Oławianie w przekroju całego spotkania byli lepszym zespołem, stwarzając znacznie więcej groźnych sytuacji pod bramką rywala. Długo jednak grali nieskutecznie, bo dobrze trzymała się także defensywa Śląska. Wbrew zapowiedziom, we wrocławskim zespole w zasadzie nie było zawodników z pierwszej drużyny, poza kilkoma z szerokiej kadry ekstraklasowej. Mimo to nie był łatwym rywalem.
O losach meczu zadecydowała sytuacja z 75 minuty - po składnej akcji MKS Robert Menzel zahaczył nogą szarżującego Dominika Wejerowskiego i wałbrzyski sędzia Krzysztof Dłużniak podyktował „jedenastkę”. Chwilę później na gola zamienił ją Kuba Kalinowski.
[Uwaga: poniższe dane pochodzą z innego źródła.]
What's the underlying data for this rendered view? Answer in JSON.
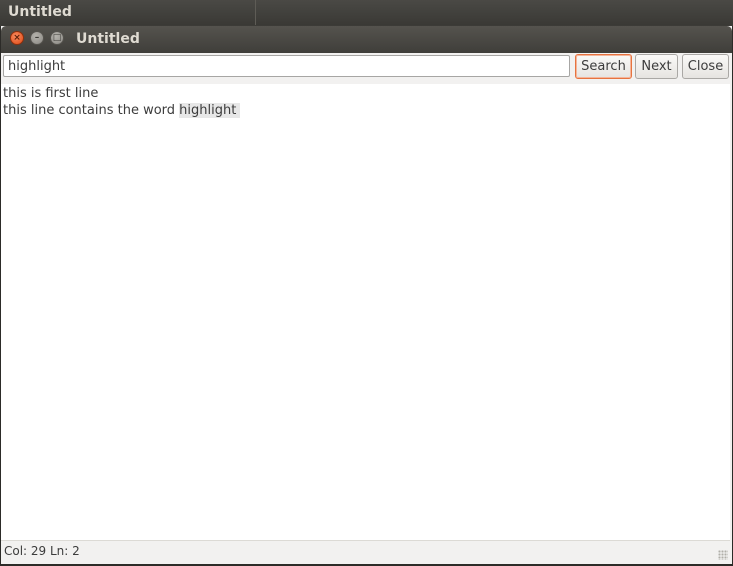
{
  "desktop": {
    "title": "Untitled"
  },
  "window": {
    "title": "Untitled",
    "controls": {
      "close_icon": "close-icon",
      "minimize_icon": "minimize-icon",
      "maximize_icon": "maximize-icon"
    }
  },
  "search": {
    "value": "highlight",
    "search_label": "Search",
    "next_label": "Next",
    "close_label": "Close"
  },
  "editor": {
    "line1": "this is first line",
    "line2_prefix": "this line contains the word ",
    "line2_highlight": "highlight"
  },
  "status": {
    "text": "Col: 29 Ln: 2"
  },
  "colors": {
    "accent": "#e6733f",
    "titlebar": "#3f3e3a",
    "highlight": "#e7e7e7"
  }
}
Z decyzją arbitra nie zgadzał się szkoleniowiec Śląska Łukasz Becella. Jeszcze długo po meczu dyskutował z całą trójką sędziowską. - Mamy to nagrane na video i chętnie panom udostępnimy ten materiał, byście mogli sobie spokojnie przeanalizować tę sytuację, nawet jeśli był faul, to przed linią pola karnego! - grzmiał trener wrocławskiej drużyny.
- Wygraliśmy w pełni zasłużenie, bo byliśmy zespołem przede wszystkim mądrzej organizującym akcje ofensywne, dlatego częściej pachniało golem pod bramką Śląska niż naszą - mówił po zakończeniu spotkania szkoleniowiec oławskich piłkarzy Zbigniew Smółka. - Ale najlepszym elementem w tym pojedynku był nasz już dobrze znany w III lidze „kwadrat”, czyli Michał Sikorski i Jakub Kalinowski na środku obrony oraz dwójka defensywnych pomocników, którymi dziś byli Mateusz Peroński i Maciek Zapał… Zdaniem trenera MKS rzut karny był podyktowany jak najbardziej prawidłowo.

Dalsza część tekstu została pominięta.